There are about 40 inpatients at Cooper Green and 180 beds total. The question is, once inpatient care ceases, where would those patients go?
Right now commission president David Carrington and commissioner Jimmy Stephens say there is no plan in place for where the inpatients from Cooper Green would go once that care stops.
However, the commissioners say ongoing talks with local hospitals have taken place and will continue.
Carrington says county's plan for the future Cooper Green is to focus funding on specialty, outpatient clinics, expanding primary care, improving preventive care and providing better access to that care.

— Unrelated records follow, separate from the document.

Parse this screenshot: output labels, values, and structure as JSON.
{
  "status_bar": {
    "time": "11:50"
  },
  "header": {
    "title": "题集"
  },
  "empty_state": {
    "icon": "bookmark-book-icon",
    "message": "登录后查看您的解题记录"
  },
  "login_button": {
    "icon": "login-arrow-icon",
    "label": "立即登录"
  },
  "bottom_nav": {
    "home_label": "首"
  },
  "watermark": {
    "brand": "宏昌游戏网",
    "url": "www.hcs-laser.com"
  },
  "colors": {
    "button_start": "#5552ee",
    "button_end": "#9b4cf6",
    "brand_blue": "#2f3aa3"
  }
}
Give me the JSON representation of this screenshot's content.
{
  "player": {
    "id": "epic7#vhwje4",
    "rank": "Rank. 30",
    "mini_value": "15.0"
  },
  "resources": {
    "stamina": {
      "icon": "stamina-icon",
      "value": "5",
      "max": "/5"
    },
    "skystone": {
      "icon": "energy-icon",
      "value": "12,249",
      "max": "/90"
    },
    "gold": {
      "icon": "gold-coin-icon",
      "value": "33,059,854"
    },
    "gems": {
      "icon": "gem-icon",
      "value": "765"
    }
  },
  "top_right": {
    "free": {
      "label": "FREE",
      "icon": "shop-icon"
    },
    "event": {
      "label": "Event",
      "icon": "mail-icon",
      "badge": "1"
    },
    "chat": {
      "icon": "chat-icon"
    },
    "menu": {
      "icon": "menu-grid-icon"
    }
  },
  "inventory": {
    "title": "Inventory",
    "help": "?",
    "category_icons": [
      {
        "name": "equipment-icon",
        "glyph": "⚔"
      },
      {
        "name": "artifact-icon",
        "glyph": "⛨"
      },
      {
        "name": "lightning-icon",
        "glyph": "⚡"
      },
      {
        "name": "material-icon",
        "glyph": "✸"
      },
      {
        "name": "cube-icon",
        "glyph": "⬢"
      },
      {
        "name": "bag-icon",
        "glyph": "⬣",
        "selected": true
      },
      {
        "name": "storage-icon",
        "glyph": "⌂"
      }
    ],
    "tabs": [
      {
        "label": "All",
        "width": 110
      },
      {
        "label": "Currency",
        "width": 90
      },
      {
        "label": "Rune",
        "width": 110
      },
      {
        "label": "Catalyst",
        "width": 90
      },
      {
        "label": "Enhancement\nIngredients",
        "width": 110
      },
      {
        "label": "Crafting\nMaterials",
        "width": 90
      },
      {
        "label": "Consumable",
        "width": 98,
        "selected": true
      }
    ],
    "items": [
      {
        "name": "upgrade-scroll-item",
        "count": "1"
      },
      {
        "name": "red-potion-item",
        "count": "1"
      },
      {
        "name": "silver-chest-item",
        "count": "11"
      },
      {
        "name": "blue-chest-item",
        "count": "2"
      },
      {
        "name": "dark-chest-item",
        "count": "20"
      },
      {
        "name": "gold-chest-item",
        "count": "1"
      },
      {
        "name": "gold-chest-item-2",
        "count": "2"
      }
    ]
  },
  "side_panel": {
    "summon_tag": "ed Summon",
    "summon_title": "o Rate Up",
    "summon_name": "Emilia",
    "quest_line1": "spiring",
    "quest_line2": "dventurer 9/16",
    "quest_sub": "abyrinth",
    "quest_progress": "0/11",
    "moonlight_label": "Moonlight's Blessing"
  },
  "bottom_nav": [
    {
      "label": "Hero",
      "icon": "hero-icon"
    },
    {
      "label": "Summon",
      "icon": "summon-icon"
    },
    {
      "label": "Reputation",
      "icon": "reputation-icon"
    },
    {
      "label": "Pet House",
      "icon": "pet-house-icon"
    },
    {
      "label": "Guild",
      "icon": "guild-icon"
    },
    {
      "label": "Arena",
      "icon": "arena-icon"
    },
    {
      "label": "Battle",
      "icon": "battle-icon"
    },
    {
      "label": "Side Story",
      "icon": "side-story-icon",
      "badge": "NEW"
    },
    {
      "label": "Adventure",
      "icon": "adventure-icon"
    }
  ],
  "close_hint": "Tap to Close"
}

Ultimately, Carrington says it's about fixing and improving a broken health care model.
"The current model is unsustainable. If we don't do something, health care is going to continue to deteriorate and we needed to move forward with a new plan," says Carrington.
Commissioner Carrington says in the last three months, Cooper Green Mercy has averaged 34 patients each night. There's currently 631 budgeted positions within the hospital Carrington says because of that ratio, more money needs to be spent on primary care.
Of all the local hospitals ABC 33/40 contacted today, UAB was the only one who responded. In a statement said they have submitted a proposal to the county commission about how the transition can occur and they are willing to work with the county, for the best needs of the patients.